CHARLESTON, S.C. (TCN) — A judge sentenced a woman to over two decades years behind bars after she pleaded guilty to driving drunk and killing a bride hours after the victim’s wedding.
Court records show Jamie Komoroski was sentenced Monday, Dec. 2, to 25 years in prison for killing Samantha Miller and injuring two others in April 2023. WCSC-TV reports Komoroski received 25 years for DUI causing death, 15 for two counts of DUI causing great bodily injury, and 10 for reckless homicide. The terms will run concurrently.
According to Komoroski’s affidavit, on April 28 at 10:16 p.m., a Folly Beach Police Department officer responded to a vehicle collision with injuries call on the 1200 block of East Ashley Avenue and found a “large crash scene with a golf cart on its side up against a gray Toyota Camry.” The officer saw multiple victims but focused on Miller because she was unconscious and did not have a pulse. Other victims at the scene, including Miller’s new husband Aric Hutchinson, were reportedly “in and out of consciousness” and seriously injured.
The officer later approached Komoroski, who did not have any injuries but had “an odor of alcohol coming from her breath and person.” Komoroski told the officer she had a beer and shot of tequila an hour prior to the crash but felt very drunk. The officer asked Komoroski to take a sobriety test, but she “strongly refused and became uncooperative.” The affidavit says she appeared “very unsteady on her feet and almost fell down.” The officer detained her and took her to the police department for questioning, where she refused to take a Breathalyzer test.
Komoroski was taken to the hospital for a blood test and returned to the Charleston County Jail.
WCSC reports Komoroski’s blood alcohol level was over three times the legal limit at 0.261%. She was driving her Camry at around 65 mph when it hit the golf cart transporting Miller, Hutchinson, Hutchinson’s brother-in-law, and the brother-in-law’s son. The brother-in-law, Benjamin Garrett, was reportedly driving Hutchinson and Miller back from their wedding to the house where they were staying.
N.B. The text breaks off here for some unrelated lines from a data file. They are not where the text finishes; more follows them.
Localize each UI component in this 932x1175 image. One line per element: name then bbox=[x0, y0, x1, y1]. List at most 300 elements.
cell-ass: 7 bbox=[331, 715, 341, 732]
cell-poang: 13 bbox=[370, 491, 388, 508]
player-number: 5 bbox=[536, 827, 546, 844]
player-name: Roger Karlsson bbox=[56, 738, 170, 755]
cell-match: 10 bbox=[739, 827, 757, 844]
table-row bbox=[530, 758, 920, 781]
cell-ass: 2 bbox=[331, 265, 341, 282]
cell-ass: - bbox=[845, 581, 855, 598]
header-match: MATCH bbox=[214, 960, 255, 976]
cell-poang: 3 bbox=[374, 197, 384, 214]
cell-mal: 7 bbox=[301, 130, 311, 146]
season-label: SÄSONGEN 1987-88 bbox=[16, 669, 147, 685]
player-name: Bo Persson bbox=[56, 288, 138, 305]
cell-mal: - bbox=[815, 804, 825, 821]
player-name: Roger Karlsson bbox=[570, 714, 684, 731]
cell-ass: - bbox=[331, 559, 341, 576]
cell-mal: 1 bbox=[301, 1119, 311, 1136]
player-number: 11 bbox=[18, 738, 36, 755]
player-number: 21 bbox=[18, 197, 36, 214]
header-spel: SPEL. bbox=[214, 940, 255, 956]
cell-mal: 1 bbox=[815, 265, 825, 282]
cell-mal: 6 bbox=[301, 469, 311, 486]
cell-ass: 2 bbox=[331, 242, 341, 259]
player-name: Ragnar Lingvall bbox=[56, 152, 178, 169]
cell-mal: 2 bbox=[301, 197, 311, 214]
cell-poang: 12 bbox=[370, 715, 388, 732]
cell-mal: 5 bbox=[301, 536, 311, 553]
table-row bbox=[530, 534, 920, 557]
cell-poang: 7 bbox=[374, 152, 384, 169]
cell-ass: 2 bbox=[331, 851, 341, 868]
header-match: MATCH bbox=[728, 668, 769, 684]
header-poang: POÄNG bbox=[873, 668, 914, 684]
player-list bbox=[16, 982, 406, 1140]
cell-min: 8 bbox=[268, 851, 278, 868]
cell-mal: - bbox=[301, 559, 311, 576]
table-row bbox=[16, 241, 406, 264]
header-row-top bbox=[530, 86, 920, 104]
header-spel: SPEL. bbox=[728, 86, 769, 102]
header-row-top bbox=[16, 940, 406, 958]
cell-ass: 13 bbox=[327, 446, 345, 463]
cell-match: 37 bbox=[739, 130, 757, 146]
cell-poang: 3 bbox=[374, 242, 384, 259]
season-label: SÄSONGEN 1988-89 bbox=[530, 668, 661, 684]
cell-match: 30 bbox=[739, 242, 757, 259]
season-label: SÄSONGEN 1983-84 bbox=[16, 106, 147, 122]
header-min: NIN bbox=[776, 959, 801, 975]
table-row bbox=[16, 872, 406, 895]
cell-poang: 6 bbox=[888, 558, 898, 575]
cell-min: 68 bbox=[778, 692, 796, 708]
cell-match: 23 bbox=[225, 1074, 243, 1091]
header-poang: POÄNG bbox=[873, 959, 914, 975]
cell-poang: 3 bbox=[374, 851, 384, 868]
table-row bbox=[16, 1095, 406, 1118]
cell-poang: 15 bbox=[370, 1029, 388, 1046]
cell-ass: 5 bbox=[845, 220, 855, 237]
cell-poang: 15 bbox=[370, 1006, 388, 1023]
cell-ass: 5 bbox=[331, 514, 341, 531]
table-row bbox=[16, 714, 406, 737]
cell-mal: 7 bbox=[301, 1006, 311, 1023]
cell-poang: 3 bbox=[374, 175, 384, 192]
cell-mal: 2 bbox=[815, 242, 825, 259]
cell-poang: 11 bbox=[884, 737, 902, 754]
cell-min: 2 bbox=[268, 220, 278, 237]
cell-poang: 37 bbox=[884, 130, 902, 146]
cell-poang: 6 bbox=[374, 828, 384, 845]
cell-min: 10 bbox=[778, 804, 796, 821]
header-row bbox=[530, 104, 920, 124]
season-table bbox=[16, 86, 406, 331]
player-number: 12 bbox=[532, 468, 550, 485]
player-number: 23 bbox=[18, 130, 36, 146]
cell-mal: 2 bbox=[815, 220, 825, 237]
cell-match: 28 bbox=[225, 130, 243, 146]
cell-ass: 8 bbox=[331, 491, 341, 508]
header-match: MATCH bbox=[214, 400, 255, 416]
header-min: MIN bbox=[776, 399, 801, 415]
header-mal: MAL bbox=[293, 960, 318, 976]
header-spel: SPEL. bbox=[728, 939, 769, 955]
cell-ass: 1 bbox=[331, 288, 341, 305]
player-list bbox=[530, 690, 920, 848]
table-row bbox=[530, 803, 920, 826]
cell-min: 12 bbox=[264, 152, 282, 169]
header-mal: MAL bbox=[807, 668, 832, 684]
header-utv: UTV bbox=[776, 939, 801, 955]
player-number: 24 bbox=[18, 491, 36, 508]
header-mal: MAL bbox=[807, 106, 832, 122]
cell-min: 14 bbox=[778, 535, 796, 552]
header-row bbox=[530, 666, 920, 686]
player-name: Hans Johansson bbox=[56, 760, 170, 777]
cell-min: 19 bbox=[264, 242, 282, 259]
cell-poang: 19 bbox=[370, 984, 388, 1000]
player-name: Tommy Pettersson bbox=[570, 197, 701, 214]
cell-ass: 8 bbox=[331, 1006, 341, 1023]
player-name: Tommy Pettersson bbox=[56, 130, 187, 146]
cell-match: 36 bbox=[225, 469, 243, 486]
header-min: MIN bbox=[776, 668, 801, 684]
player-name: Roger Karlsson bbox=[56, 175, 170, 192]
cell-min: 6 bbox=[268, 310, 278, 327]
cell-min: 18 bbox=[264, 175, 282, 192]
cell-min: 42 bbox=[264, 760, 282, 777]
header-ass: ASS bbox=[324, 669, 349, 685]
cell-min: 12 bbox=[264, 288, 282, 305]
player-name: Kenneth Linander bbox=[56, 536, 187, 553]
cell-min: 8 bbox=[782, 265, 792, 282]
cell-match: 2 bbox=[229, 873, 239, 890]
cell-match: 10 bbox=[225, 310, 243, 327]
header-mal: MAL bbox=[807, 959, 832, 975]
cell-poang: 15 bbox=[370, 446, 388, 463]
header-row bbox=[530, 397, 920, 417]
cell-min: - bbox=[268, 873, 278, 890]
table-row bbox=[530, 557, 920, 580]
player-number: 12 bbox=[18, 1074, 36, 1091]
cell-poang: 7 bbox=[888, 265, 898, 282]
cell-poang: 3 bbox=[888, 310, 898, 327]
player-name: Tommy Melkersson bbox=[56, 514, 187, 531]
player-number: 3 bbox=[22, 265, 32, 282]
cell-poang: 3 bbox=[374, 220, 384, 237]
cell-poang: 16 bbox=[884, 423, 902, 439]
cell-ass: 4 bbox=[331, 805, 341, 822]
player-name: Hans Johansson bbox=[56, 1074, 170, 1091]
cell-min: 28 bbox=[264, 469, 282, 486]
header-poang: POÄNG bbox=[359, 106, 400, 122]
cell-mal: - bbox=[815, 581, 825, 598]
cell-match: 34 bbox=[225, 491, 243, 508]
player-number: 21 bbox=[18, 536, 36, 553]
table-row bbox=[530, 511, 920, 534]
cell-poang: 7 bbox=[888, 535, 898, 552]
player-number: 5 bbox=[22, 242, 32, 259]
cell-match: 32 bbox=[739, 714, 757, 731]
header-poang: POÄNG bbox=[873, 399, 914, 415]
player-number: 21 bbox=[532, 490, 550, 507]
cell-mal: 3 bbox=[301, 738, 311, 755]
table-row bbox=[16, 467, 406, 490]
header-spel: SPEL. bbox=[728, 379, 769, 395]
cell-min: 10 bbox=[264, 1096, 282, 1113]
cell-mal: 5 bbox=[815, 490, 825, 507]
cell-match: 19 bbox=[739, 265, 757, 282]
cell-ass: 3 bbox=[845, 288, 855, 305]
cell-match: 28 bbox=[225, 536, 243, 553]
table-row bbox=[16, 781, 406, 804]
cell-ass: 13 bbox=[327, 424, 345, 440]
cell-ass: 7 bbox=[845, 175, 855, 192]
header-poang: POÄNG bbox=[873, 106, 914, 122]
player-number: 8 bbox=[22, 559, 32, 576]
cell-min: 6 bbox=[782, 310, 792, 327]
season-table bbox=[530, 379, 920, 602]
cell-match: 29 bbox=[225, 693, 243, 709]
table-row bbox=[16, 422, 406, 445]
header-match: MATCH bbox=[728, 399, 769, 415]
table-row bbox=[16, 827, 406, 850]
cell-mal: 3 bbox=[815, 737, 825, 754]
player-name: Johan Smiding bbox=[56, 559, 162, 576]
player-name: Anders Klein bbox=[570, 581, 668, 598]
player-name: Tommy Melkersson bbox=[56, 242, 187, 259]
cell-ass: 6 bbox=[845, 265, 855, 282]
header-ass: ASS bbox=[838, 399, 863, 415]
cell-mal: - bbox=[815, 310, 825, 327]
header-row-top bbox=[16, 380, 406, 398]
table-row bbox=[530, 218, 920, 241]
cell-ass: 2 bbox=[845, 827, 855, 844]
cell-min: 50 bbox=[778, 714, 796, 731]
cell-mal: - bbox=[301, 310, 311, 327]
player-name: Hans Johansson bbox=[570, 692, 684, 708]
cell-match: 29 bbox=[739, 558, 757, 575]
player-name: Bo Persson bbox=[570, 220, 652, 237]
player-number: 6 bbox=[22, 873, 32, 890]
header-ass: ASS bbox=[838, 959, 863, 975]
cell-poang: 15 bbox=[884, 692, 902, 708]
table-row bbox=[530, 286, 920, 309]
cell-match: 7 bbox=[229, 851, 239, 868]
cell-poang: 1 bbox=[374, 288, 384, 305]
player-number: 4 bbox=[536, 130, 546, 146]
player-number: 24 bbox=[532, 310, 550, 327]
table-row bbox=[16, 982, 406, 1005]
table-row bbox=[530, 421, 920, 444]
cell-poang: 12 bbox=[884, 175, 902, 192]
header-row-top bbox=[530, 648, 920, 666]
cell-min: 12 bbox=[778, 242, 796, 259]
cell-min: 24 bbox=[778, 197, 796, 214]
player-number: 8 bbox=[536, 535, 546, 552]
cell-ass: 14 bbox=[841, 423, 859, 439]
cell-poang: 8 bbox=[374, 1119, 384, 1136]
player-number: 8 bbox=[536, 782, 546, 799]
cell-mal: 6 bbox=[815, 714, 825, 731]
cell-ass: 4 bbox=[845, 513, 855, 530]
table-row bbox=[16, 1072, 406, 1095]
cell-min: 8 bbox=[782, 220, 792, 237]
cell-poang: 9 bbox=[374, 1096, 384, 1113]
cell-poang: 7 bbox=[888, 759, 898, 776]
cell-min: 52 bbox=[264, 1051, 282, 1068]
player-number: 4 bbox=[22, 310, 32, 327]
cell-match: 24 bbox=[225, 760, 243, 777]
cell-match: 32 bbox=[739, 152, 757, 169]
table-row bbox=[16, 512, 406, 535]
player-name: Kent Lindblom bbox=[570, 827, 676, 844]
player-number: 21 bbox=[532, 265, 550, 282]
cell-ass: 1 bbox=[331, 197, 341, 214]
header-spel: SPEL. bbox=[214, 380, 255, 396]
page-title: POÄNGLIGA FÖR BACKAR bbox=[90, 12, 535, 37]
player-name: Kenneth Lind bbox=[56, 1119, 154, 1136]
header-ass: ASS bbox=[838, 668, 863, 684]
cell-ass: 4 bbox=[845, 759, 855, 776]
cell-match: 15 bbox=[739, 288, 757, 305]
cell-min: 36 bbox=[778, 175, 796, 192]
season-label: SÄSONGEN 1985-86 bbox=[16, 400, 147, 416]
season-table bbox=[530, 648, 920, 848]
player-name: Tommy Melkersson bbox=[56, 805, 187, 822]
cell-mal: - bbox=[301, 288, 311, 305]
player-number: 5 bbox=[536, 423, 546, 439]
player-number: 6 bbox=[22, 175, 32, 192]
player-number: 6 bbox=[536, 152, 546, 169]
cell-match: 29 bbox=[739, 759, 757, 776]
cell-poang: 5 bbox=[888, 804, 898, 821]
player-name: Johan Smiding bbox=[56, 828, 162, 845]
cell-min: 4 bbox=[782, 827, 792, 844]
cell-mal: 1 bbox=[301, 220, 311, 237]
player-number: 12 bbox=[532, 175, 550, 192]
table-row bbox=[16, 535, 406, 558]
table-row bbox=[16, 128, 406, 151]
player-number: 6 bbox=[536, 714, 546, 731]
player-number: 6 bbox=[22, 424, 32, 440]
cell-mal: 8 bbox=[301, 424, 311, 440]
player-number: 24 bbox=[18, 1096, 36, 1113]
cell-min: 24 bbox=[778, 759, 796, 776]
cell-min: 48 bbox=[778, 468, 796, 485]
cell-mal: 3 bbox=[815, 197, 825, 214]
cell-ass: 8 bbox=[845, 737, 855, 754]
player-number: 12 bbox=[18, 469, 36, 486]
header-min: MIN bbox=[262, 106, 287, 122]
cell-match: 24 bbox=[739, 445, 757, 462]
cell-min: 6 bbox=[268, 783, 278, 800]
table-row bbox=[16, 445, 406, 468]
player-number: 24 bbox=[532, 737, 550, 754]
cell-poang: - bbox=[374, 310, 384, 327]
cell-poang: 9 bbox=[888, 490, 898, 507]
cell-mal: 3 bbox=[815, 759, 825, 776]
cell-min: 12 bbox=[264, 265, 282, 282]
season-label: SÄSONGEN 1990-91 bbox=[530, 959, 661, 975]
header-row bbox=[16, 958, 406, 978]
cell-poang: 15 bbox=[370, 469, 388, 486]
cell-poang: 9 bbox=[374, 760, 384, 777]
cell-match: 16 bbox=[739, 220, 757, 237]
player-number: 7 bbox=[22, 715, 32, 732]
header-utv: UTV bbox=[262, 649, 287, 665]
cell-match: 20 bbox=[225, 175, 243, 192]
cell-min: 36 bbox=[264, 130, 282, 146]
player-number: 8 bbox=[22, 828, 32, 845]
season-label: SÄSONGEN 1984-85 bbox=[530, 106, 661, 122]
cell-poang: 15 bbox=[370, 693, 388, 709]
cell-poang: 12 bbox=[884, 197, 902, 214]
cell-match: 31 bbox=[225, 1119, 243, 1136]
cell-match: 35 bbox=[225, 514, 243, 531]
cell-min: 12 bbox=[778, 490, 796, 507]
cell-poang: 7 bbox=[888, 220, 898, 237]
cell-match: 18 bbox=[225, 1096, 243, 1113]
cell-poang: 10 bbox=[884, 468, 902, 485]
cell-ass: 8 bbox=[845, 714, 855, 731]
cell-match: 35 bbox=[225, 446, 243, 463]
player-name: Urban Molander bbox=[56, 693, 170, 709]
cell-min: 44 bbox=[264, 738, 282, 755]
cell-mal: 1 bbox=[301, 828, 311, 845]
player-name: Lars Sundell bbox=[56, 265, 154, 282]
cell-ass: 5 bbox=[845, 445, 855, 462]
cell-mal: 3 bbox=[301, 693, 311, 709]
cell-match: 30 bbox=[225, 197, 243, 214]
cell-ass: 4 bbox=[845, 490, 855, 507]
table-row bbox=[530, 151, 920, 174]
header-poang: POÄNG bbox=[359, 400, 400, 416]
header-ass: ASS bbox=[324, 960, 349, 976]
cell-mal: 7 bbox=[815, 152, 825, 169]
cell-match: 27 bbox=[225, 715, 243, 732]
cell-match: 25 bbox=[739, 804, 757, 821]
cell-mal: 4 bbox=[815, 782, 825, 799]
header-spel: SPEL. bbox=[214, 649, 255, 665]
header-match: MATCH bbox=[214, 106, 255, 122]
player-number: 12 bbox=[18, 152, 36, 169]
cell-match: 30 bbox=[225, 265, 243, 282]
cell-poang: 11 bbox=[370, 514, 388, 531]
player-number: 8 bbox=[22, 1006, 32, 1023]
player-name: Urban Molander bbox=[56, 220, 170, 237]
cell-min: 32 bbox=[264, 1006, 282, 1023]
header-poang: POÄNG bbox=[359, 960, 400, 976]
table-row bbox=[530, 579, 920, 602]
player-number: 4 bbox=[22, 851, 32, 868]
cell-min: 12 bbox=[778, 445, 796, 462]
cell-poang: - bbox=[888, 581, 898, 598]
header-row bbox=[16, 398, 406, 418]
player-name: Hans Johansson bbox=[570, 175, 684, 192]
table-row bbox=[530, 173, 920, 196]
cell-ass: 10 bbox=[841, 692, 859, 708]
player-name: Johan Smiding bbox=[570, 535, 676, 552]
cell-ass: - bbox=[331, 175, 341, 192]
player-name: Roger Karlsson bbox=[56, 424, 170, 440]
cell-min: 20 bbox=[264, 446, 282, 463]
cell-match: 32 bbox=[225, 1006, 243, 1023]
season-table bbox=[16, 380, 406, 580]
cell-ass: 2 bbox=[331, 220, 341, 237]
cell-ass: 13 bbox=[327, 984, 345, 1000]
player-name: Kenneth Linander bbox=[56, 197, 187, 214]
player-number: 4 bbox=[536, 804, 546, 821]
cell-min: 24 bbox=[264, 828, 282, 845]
Miller was still wearing her wedding dress when she died.
Garrett said at Komoroski’s sentencing, “It was my only job and I didn’t get to complete it.”
Hutchinson filed a wrongful death suit against Komoroski and the bars and restaurants she went to in her “booze-filled day of bar-hopping.” Hutchinson gave a victim impact statement, saying, “We didn’t get hit, we got ran through. All four of us should have died that night. I believe Sam saved us. It’s who she is. She would have taken one for all of us.”
Komoroski told the judge and victims, “For the rest of my life, I will carry this guilt and take full responsibility.”
Hutchinson told WCSC afterwards, “I feel like the punishment fit the crime. I do think she’s sorry. However, that doesn’t change the fact that Sam’s not here, my wife’s not here, the family we planned, all of our injuries. So that’ll take some time for sure.”